23-08-2012, 12:29 PM
A 0.18μm VLSI Technology Based 64 Points Fast Fourier Transform Kernel
1VLSI Technology.pdf (Size: 399.97 KB / Downloads: 33)
Abstract
In this report, we present a thorough VLSI
implementation of a 64-point FFT/IFFT IP core with signed
fixed-point 16-bit word length accuracy, primarily for IEEE
802.11a wireless Local Area Network applications. Such a kernel
could also be integrated into a vast range of modern Imaging
Radar Systems and Real-time Signal Processing Systems. On
algorithm level, our 64-point FFT is accomplished by
decomposing itself into a 2-D structure of 8-point FFTs.
Compared with traditional radix-2 64-point FFT, such a
mechanism greatly reduces the work load of the complex
multiplier unit and results in much better system performance
with respect to processing speed and power consumptions, etc.
Complex multiplication operations are realized by shifters and
adders with double precision and no RAM cell is required for
coefficient storage. Our proposed FFT kernel is based on 0.18 μm
CMOS technology, simulated in Synopsys VCS environment and
is compiled and synthesized in design_vision environment.

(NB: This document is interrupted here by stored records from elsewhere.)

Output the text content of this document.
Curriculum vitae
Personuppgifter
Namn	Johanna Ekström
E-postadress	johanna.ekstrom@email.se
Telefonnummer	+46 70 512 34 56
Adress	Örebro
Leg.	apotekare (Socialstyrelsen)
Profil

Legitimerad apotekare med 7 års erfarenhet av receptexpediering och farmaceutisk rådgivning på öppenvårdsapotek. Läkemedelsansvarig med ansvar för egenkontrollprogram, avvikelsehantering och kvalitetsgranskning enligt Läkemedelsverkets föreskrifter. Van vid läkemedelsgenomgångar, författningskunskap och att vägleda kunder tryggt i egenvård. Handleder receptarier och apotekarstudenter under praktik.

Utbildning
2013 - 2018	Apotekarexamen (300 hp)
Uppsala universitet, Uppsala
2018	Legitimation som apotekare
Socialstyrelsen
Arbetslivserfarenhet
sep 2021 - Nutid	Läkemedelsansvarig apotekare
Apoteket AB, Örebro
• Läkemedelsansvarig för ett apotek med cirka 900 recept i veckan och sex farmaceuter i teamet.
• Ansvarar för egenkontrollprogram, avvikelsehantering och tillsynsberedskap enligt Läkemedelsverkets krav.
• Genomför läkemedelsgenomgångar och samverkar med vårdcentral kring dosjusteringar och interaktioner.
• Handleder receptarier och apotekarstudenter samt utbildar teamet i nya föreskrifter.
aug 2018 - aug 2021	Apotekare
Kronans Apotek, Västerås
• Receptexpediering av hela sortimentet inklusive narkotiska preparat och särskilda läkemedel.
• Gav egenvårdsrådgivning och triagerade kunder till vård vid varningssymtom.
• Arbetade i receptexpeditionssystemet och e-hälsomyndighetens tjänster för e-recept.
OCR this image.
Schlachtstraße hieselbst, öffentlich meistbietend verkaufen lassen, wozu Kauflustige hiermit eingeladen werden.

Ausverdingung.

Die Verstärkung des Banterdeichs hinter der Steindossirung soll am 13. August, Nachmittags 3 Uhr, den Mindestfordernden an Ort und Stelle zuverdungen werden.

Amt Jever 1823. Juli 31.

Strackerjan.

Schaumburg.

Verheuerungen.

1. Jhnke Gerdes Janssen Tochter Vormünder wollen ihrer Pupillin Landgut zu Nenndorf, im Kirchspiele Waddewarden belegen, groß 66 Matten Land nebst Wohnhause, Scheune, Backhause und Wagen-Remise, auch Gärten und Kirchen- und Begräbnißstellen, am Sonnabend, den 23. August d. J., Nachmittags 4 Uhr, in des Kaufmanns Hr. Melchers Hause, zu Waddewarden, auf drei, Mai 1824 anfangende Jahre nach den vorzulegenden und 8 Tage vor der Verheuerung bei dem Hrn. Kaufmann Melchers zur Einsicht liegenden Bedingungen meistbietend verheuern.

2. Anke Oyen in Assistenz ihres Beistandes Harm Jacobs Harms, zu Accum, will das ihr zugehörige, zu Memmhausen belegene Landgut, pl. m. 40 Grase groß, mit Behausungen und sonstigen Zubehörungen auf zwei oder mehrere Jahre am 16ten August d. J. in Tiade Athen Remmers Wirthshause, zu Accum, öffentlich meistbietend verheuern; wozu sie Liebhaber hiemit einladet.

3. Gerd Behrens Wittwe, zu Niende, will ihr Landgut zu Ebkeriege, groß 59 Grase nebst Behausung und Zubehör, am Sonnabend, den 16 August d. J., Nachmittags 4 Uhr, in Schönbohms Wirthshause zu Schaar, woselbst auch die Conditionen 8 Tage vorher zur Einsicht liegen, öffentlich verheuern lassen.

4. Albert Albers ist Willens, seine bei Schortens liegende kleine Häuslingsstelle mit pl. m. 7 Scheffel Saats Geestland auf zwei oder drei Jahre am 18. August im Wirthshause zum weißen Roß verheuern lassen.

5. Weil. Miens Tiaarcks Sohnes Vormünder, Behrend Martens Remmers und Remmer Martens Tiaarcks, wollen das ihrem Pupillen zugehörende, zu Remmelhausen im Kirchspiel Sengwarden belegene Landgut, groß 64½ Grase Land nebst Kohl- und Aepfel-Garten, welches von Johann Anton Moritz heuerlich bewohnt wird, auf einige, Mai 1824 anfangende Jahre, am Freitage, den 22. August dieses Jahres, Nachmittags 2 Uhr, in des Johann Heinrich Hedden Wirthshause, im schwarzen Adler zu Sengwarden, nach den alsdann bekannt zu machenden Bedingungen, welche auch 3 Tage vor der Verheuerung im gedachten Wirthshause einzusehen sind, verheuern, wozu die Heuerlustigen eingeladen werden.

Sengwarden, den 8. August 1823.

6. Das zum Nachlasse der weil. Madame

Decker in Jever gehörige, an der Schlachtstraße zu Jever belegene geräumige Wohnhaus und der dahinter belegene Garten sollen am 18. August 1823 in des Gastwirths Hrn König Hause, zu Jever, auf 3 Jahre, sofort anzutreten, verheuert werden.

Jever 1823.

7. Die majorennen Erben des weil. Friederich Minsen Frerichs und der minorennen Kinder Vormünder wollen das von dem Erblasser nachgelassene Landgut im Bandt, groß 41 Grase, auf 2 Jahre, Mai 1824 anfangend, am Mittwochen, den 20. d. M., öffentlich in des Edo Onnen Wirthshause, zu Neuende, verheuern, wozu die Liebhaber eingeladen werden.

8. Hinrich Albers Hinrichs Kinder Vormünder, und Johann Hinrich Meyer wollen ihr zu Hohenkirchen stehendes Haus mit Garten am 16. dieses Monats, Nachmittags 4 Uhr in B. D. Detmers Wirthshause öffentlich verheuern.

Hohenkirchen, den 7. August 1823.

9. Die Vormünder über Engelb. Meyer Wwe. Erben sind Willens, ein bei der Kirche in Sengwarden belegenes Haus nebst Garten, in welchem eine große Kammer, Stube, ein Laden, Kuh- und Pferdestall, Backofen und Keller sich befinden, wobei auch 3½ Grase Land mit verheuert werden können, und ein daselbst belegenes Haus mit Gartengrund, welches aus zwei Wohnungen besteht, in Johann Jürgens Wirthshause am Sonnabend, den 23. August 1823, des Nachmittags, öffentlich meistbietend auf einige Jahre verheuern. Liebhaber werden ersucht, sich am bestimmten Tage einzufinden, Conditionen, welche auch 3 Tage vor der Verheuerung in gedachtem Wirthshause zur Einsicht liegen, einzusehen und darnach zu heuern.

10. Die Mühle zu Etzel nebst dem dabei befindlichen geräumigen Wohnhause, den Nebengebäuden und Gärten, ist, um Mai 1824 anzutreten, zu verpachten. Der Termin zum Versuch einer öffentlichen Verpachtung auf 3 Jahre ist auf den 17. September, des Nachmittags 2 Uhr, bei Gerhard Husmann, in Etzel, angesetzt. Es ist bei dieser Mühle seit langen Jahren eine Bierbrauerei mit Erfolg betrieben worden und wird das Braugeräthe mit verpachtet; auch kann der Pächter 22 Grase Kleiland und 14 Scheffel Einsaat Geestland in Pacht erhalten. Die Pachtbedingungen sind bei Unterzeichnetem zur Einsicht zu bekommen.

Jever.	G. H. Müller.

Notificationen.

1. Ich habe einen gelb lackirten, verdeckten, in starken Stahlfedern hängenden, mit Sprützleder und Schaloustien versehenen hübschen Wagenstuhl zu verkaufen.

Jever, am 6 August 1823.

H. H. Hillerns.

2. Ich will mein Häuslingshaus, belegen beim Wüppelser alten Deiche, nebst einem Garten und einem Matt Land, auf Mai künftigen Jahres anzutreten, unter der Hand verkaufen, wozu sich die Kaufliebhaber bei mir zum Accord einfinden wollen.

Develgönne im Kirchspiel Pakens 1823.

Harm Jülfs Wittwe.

Simulated core area of the chip is 2.0 mm2. Dynamic power
consumption is 15mW at 68 MHz operating frequency and 1.8V
of power supply voltage. To sum up, our design greatly
outperforms the original target specifications and our FFT
kernel’s overall performance is satisfactory.
INTRODUCTION
In most of today’s wireless communication standards,
Orthogonal Frequency Division Multiplexing (OFDM) is used
in order to cope with the multipath fading wireless channel.
OFDM is based on the Fast Fourier Transform (FFT), which is
computationally intensive especially with large number of
inputs. On algorithm level, the complexity of FFT is
represented as O(N log N). As a result, baseband processors
are required to equip with a dedicated FFT processing unit that
is both fast and low power consuming. Power is of primary
importance due to mobility requirement in wireless receivers
and many more handset real-time signal processing devices
and imaging devices.
In this work, we have chosen a particularly low-power FFT
unit from the literature and implemented it in RTL. The FFT
unit is that of [1] which only requires 23 clock cycles to
compute, and occupies only 6.8 mm2 core area. Compared to
other hardware FFT implementations, the work of [1] offers
the most attractive specifications for wireless communication
applications and many other applications in signal processing
as well.
Pipelining vs. Parallel Working
Notice that in such architecture, we allocate pipelining and
parallel working units in an evenly distributed manner, rather
than just sharing one physical functional unit and leaving
everything else to pipelining register bank.
Actually, there is another competing proposal for FFT
implementation in which there’s only one butterfly unit
integrated, and a super register bank takes care of the
pipelining work load in a very delicate manner. Yet after
discussion, we decided that such a proposal would very likely
be a bad idea, since (1) from thermal analysis point of view: it
might work pretty well for 16-points FFT Unit, yet for 64-
points FFT with such a mechanism, huge percentage of work
load will fall on the pipelining unit alone and makes it very
hot meanwhile the rest of the core is quite cool, we think this
is one of the circuit design pitfalls that we should try to avoid.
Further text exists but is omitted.